Acessibilidade nas redes sociais para cegos
Ao lado da prefeitura, na Sala de Comissões Vereadora Geni Peteffi, na Câmara de Vereadores, também ocorria um evento para tratar da acessibilidade. A diretora da Escola do Legislativo, a vereadora Marisol Santos (PSDB) comandou o encontro que teve a presença da audiodescritora Milena Schneid Eich. Ela falou sobre o projeto #PraCegoVer e a descrição visual das imagens.
A ideia é realmente levar a sociedade a reflexão e se colocar no lugar de quem é cego, não apenas nos espaços físicos, mas também nas redes sociais. O convite, no formato de um celular reproduz o layout do Instagram, rede social com foco em imagens, e uma das mais usadas no momento. No lugar da foto, uma tela preta e na legenda uma provocação para despertar o interesse e a curiosidade: "O que você achou desta foto? Ela é o tema da reunião pública da Escola do Legislativo".

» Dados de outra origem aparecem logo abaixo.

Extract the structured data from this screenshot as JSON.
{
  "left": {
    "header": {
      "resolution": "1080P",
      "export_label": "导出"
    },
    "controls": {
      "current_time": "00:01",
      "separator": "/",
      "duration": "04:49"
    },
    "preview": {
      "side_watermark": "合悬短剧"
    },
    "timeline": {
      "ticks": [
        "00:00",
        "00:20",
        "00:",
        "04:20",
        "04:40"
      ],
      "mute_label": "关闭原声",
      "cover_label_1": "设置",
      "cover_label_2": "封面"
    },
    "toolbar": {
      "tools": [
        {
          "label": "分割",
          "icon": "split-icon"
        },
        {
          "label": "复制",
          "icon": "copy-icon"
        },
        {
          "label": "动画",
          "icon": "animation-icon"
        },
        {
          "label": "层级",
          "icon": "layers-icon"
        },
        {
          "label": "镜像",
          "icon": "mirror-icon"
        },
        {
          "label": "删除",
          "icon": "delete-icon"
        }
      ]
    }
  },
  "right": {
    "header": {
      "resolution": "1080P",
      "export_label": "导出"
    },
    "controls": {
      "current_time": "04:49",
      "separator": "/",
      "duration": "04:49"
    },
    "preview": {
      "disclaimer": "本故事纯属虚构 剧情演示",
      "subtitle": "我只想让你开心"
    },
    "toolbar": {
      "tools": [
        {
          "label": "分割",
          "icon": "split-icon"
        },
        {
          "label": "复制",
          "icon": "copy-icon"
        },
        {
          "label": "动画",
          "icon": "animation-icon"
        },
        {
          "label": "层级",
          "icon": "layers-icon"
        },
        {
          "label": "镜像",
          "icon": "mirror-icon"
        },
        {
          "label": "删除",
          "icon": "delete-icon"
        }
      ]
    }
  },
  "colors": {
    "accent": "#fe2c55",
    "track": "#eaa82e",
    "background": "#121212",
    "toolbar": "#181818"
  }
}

— Em uma conversa com a Milena ela fez uma provocação sobre as redes sociais, e me dei conta de que não usamos nas nossas redes a acessibilidade. No caso do Insta, uma pessoa cega irá ouvir uma voz descrevendo a imagem, e tudo começa por aí. O que é uma imagem? Pode ser uma fotografia, um vídeo, uma figura. Esse evento é um alerta para que todos nós possamos com uma ação pequena tornar as nossas redes um pouco mais acessível — afirma a vereadora.
Marisol ressalta ainda que na maioria das vezes se pensa na mobilidade, como o corrimão, a rampa, o piso tátil, mas é necessário ampliar esse olhar.
— Será que estamos nos comunicando bem? Levando nossas mensagens e chegando a todos? A gente sabe que existem leitores de voz para o que está escrito, mas em muitos casos a foto diz muito mais do que o texto. Às vezes uma legenda apenas complementa a foto, e assim quem é cego não vai entender. Pensei que todos nós podemos fazer isso, a mudança tem que ser coletiva — afirma a vereadora.
Milena, por sua vez, contou que é professora de Língua Portuguesa e Inglesa, e que ao ter um aluno cego na classe dela se sentiu instigada a incluir o estudante da melhor maneira possível:
— Dentro da minha inquietação eu busquei alternativas para que ele se sentisse incluído e aprendesse da melhor maneira possível. Como eu usava imagens, comecei usar a descrição para comunicar — conta Milena.
Para o encontro, ela separou materiais para mostrar como pensar a acessibilidade. Na tela uma pergunta: "Você já pensou em como seria compreender o mundo sem a dimensão visual?". Então, Milena pediu que todos fechassem os olhos para entender como funciona a audiodescrição. Com os olhos fechados, todos ouviram a descrição dos detalhes de uma fotografia:
— Essa audiodescrição foi realizada a muitas mãos. Teve o roteiro feito por uma pessoa que tem visão, a participação de uma pessoa cega e uma pessoa para narrar a imagem. É importante quem não vê participar do processo para indicar o caminho e a melhor maneira de comunicar.
— Todos conseguiram imaginar a foto enquanto ouviam? — questionou ela, que seguiu:
— Para os cegos, sem a descrição, a foto seria apenas uma tela preta, um vazio. Com descrição, a tela ganha vida e inclui. A audiodescrição é uma tecnologia que torna os conteúdos visuais acessíveis e ela pode ser usada não apenas para quem não enxerga, mas também para quem tem baixa visão, deficiência intelectual e dislexia. Com esse recurso, nas redes sociais traduzimos as imagens em palavras e qualquer pessoa pode ter a compreensão ampliada — explica.
Ela aponta ainda que há como descrever o que vê, de maneira oculta, por baixo da imagem, e assim apenas o captor de tela, irá perceber e traduzir o conteúdo. Basta selecionar no Instagram, por exemplo, os três pontos a direita, escolher o editar que abre a imagem e no canto inferior editar texto alternativo. Assim, a cada nova postagem pode criar uma descrição da foto. Essa descrição será acionada por pessoas que utilizam o celular com leitores de tela — específico para cegos — ligados como Talk Back do sistema operacional Android e o Voice over do iOS.
A indicação é descrever o que é a imagem: fotografia, ilustração, charge, meme, print de tela ou outros. Depois pode descrever da esquerda para a direita, de cima para baixo, que é ordem natural de escrita e leitura ocidental ou apenas fazer um movimento lógico nas descrições.